UNASSIGNED: Here, we capitalize on the recent progress in robust and biologically plausible directed causal modeling (DCM-PEB) and a large response inhibition dataset (n = 250) acquired with concomitant functional magnetic resonance imaging to determine key nodes, their causal regulation and modulation via biological variables (sex) and inhibitory performance in the inhibitory circuit encompassing the right inferior frontal gyrus (rIFG), caudate nucleus (rCau), globus pallidum (rGP), and thalamus (rThal).
UNASSIGNED: The entire neural circuit exhibited high intrinsic connectivity and response inhibition critically increased causal projections from the rIFG to both rCau and rThal. Direct comparison further demonstrated that response inhibition induced an increasing rIFG inflow and increased the causal regulation of this region over the rCau and rThal. In addition, sex and performance influenced the functional architecture of the regulatory circuits such that women displayed increased rThal self-inhibition and decreased rThal to GP modulation, while better inhibitory performance was associated with stronger rThal to rIFG communication. Furthermore, control analyses did not reveal a similar key communication in a left lateralized model.
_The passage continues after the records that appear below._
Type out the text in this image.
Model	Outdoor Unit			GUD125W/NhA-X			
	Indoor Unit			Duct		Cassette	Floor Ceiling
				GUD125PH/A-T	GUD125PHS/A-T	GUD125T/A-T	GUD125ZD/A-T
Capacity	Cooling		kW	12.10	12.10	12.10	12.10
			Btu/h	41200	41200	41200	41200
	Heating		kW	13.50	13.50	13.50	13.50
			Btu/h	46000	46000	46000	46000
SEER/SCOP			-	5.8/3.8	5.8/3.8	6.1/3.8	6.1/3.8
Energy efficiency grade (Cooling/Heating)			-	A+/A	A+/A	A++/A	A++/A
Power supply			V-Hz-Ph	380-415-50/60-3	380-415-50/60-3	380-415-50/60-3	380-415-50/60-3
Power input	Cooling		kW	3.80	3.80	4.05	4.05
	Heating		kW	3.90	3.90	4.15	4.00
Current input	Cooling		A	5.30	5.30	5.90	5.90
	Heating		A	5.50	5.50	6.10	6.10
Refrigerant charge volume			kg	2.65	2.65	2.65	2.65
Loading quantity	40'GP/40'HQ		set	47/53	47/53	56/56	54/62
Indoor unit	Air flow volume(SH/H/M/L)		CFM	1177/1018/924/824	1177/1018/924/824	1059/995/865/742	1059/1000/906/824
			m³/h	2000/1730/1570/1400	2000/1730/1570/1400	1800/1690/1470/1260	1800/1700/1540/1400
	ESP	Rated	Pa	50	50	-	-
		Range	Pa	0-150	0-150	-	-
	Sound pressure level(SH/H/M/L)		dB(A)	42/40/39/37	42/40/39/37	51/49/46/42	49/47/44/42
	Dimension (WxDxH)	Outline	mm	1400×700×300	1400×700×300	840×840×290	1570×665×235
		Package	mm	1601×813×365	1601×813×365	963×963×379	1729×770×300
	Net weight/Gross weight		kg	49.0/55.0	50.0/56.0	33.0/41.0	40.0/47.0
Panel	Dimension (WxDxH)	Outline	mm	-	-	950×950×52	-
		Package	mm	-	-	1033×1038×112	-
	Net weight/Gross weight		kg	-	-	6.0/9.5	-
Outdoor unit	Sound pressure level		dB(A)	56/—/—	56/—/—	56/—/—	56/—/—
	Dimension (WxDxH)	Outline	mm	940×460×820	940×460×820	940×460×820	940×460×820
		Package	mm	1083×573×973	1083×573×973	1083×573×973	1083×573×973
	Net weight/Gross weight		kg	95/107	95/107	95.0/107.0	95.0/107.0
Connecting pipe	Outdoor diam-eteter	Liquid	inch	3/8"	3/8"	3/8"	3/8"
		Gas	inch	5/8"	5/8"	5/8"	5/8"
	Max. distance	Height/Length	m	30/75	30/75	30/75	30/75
UNASSIGNED: Together, these findings indicate a pivotal role of the rIFG as input and causal regulator of subcortical response inhibition nodes.
UNASSIGNED: The main aim of the present study was to determine the causal information flow and critical nodes in the basal ganglia-thalamocortical inhibitory circuits and also to examine whether these are modulated by biological factors (i.e. sex) and behavioral performance.
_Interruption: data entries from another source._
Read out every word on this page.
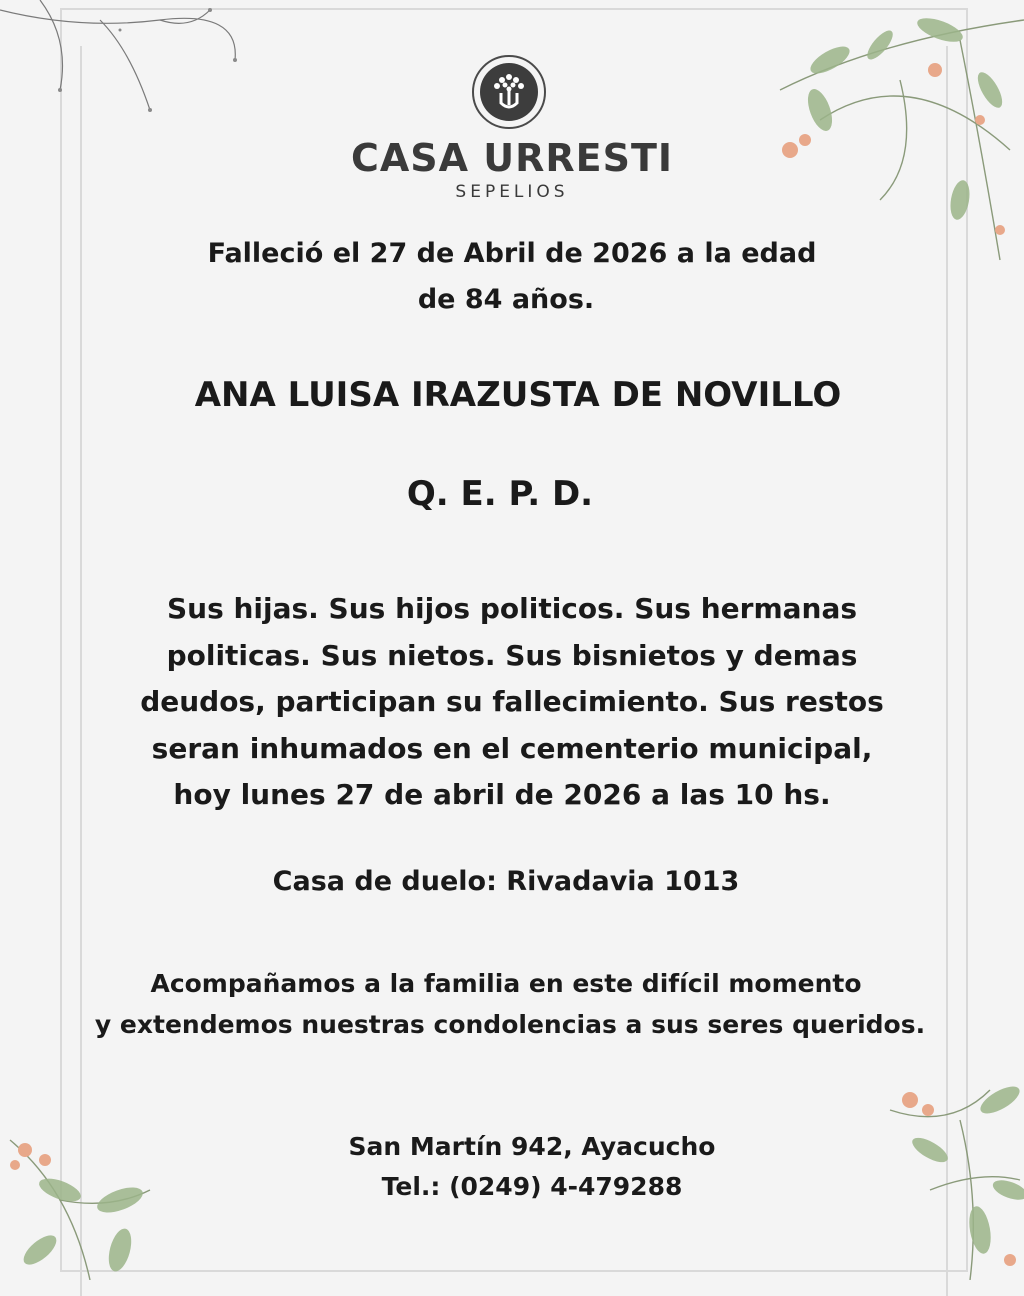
CASA URRESTI
SEPELIOS
Falleció el 27 de Abril de 2026 a la edad
de 84 años.
ANA LUISA IRAZUSTA DE NOVILLO
Q. E. P. D.
Sus hijas. Sus hijos politicos. Sus hermanas
politicas. Sus nietos. Sus bisnietos y demas
deudos, participan su fallecimiento. Sus restos
seran inhumados en el cementerio municipal,
hoy lunes 27 de abril de 2026 a las 10 hs.
Casa de duelo: Rivadavia 1013
Acompañamos a la familia en este difícil momento
y extendemos nuestras condolencias a sus seres queridos.
San Martín 942, Ayacucho
Tel.: (0249) 4-479288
UNASSIGNED: Here, we capitalize on the recent progress in robust and biologically plausible directed causal modeling (DCM-PEB) and a large response inhibition dataset (n = 250) acquired with concomitant functional magnetic resonance imaging to determine key nodes, their causal regulation and modulation via biological variables (sex) and inhibitory performance in the inhibitory circuit encompassing the right inferior frontal gyrus (rIFG), caudate nucleus (rCau), globus pallidum (rGP), and thalamus (rThal).
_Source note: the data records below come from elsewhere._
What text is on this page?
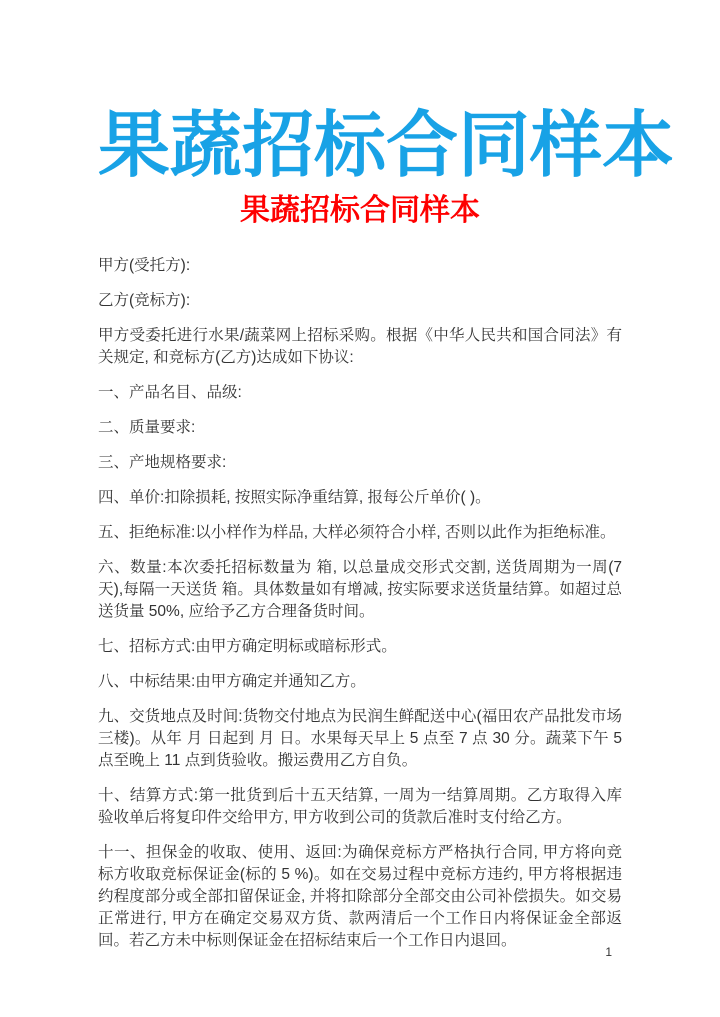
果蔬招标合同样本
果蔬招标合同样本

甲方(受托方):

乙方(竞标方):

甲方受委托进行水果/蔬菜网上招标采购。根据《中华人民共和国合同法》有关规定, 和竞标方(乙方)达成如下协议:

一、产品名目、品级:

二、质量要求:

三、产地规格要求:

四、单价:扣除损耗, 按照实际净重结算, 报每公斤单价( )。

五、拒绝标准:以小样作为样品, 大样必须符合小样, 否则以此作为拒绝标准。

六、数量:本次委托招标数量为 箱, 以总量成交形式交割, 送货周期为一周(7天),每隔一天送货 箱。具体数量如有增减, 按实际要求送货量结算。如超过总送货量 50%, 应给予乙方合理备货时间。

七、招标方式:由甲方确定明标或暗标形式。

八、中标结果:由甲方确定并通知乙方。

九、交货地点及时间:货物交付地点为民润生鲜配送中心(福田农产品批发市场三楼)。从年 月 日起到 月 日。水果每天早上 5 点至 7 点 30 分。蔬菜下午 5 点至晚上 11 点到货验收。搬运费用乙方自负。

十、结算方式:第一批货到后十五天结算, 一周为一结算周期。乙方取得入库验收单后将复印件交给甲方, 甲方收到公司的货款后准时支付给乙方。

十一、担保金的收取、使用、返回:为确保竞标方严格执行合同, 甲方将向竞标方收取竞标保证金(标的 5 %)。如在交易过程中竞标方违约, 甲方将根据违约程度部分或全部扣留保证金, 并将扣除部分全部交由公司补偿损失。如交易正常进行, 甲方在确定交易双方货、款两清后一个工作日内将保证金全部返回。若乙方未中标则保证金在招标结束后一个工作日内退回。

1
UNASSIGNED: The entire neural circuit exhibited high intrinsic connectivity and response inhibition critically increased causal projections from the rIFG to both rCau and rThal. Direct comparison further demonstrated that response inhibition induced an increasing rIFG inflow and increased the causal regulation of this region over the rCau and rThal. In addition, sex and performance influenced the functional architecture of the regulatory circuits such that women displayed increased rThal self-inhibition and decreased rThal to GP modulation, while better inhibitory performance was associated with stronger rThal to rIFG communication. Furthermore, control analyses did not reveal a similar key communication in a left lateralized model.
UNASSIGNED: Together, these findings indicate a pivotal role of the rIFG as input and causal regulator of subcortical response inhibition nodes.
摘要:
■在动物模型中广泛绘制了特定的基底神经节-丘脑皮质回路在反应抑制中的参与。然而,人类抑制回路中的关键节点和定向因果调节仍存在争议。
■本研究的主要目的是确定基底神经节-丘脑皮质抑制回路中的因果信息流和关键节点,并检查这些是否受生物因素(即性别)和行为表现的调节。
■这里,我们利用了健壮和生物学似是而非的因果模型(DCM-PEB)的最新进展和伴随功能磁共振成像获得的大反应抑制数据集(n=250)来确定关键节点,它们通过包括右额下回(rIFG)的抑制回路中的生物学变量(性别)和抑制性能的因果调节和调节,尾状核(rCau),苍白球(rGP),和丘脑(rThal)。
■整个神经回路表现出很高的内在连通性,并且反应抑制严重地增加了从rIFG到rCau和rThal的因果预测。直接比较进一步表明,反应抑制可诱导rIFG流入增加,并增加了该区域在rCau和rThal上的因果调节。此外,性别和表现影响了调节回路的功能结构,因此女性表现出增加的rThal自我抑制和减少的rThal对GP的调节,而更好的抑制性能与更强的rThal与rIFG通讯相关。此外,对照分析在左偏侧模型中没有发现类似的关键通信。
■一起,这些发现表明rIFG作为皮质下反应抑制节点的输入和因果调节因子的关键作用。
■本研究的主要目的是确定基底神经节-丘脑皮质抑制回路中的因果信息流和关键节点,并检查这些是否受生物因素(即性别)和行为表现的调节。
■这里,我们利用了健壮和生物学似是而非的因果模型(DCM-PEB)的最新进展和伴随功能磁共振成像获得的大反应抑制数据集(n=250)来确定关键节点,它们通过包括右额下回(rIFG)的抑制回路中的生物学变量(性别)和抑制性能的因果调节和调节,尾状核(rCau),苍白球(rGP),和丘脑(rThal)。
■整个神经回路表现出很高的内在连通性,并且反应抑制严重地增加了从rIFG到rCau和rThal的因果预测。直接比较进一步表明,反应抑制可诱导rIFG流入增加,并增加了该区域在rCau和rThal上的因果调节。此外,性别和表现影响了调节回路的功能结构,因此女性表现出增加的rThal自我抑制和减少的rThal对GP的调节,而更好的抑制性能与更强的rThal与rIFG通讯相关。此外,对照分析在左偏侧模型中没有发现类似的关键通信。
■一起,这些发现表明rIFG作为皮质下反应抑制节点的输入和因果调节因子的关键作用。